先週、米国に拠点を置く取引所のコインベースとジェミナイがオフショアで仮想通貨デリバティブの立ち上げを計画していることが分かった。米国に近いことは仮想通貨プレイヤーにとってリスクという流れは続きそうだ。

今週のプロポーザル

  • Uniswap 他チェーン展開に関する説明責任委員会の設置 | Uniswap Deployments Accountability Committee 

    • UniswapのDAOは、Uniswap V3の他チェーンへの展開を運用面で管理する Accountability Committee for Deploymentsの設置を賛成多数で承認した。

    • 同委員会は、関連する提案がUniswapのコンプラに沿っているか審査し、コミュニティに対して推薦するかどうかを決定する。

    • 背景には4月1日にUniswapのビジネスライセンスが失効したことがある。これによりUniswap V3を使った展開はどのプロジェクトも可能になった。

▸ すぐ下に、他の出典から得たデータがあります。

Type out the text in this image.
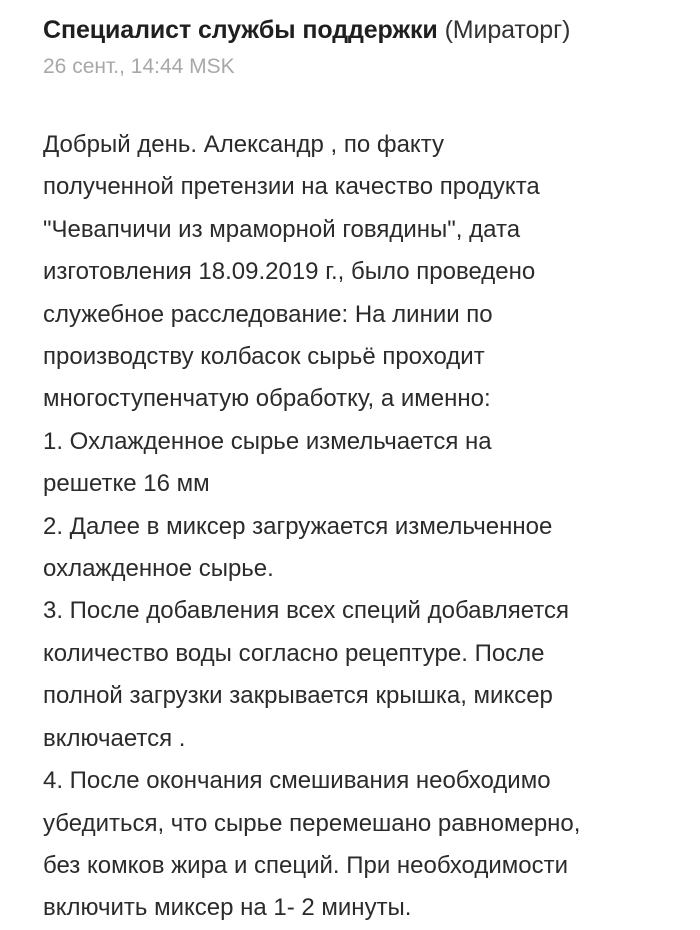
Специалист службы поддержки (Мираторг)
26 сент., 14:44 MSK
Добрый день. Александр , по факту
полученной претензии на качество продукта
"Чевапчичи из мраморной говядины", дата
изготовления 18.09.2019 г., было проведено
служебное расследование: На линии по
производству колбасок сырьё проходит
многоступенчатую обработку, а именно:
1. Охлажденное сырье измельчается на
решетке 16 мм
2. Далее в миксер загружается измельченное
охлажденное сырье.
3. После добавления всех специй добавляется
количество воды согласно рецептуре. После
полной загрузки закрывается крышка, миксер
включается .
4. После окончания смешивания необходимо
убедиться, что сырье перемешано равномерно,
без комков жира и специй. При необходимости
включить миксер на 1- 2 минуты.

    • 同委員会の初期メンバーは5名で期間は6ヶ月間。報酬は6ヶ月間の固定費が3500ドルで、一つのプロジェクト審査につき6500ドルの手数料となっている。

      ✅ 投票開始: 4月13日
      ⏰ 投票終了: 4月23日
      ⚡ 投票の種類: Tally
      💬 議論:https://gov.uniswap.org/t/governance-proposal-create-the-uniswap-accountability-committee/21043
      ✍ 提案者: she256.eth 

  • Arbitrum グラント(助成金) 失敗しないための枠組みについて議論開始 | Grants Funding Framework Discussion - How To Excel at Being a DAO

    • Arbitrum DAOのDisruptionJoeが、他のDAOのグラントプログラムでの失敗を踏まえて、Arbitrum DAOにおける理想的なグラントプログラムについて議論を始めた。

    • 例えば、他のグラントは最初に巨額の資金を使って後で説明責任の部分で苦戦している。その後、投票者が興味を失い、イノベーションが生まれにくくなっている。

    • DisruptionJoeは、解決策として、一つの方法を全てのグラント審査に当てはめるのではなく、固定された予算を複数のプロジェクトに振り分けるQuadratic Fundingや結果を残したプロジェクトに後から予算を振り分けるRetroactive fundingが提案。

    • また、トレジャリーの10%をステーブルコインに交換してグラント用に割り当て、今後10年間のDAOの成長を保証するべきと述べた。

      ✅ 投票開始: 未定
      ⏰ 投票終了: 未定
      ⚡ 投票:  未定
      💬 議論:https://forum.arbitrum.foundation/t/grants-funding-framework-discussion-how-to-excel-at-being-a-dao/13818/1
      ✍ 提案者: DisruptionJoe

話題のTweet

先週は、SECのゲリー・ゲンスラー委員長が米議会で詰められている場面がたくさんTweetされていましたね。

データ振り返り

トレジャリー総額

DeepDAOによると、4月21日時点でDAOトレジャリーの総額は24億9000万ドル。内訳は、流動性のある資産(Liquid)が207億ドル、権利が確定していない資産(Vesting)が33億ドルだった。 アクティブDAOユーザー数は、690万人。ガバナンストークン保有者数は、210万人だった。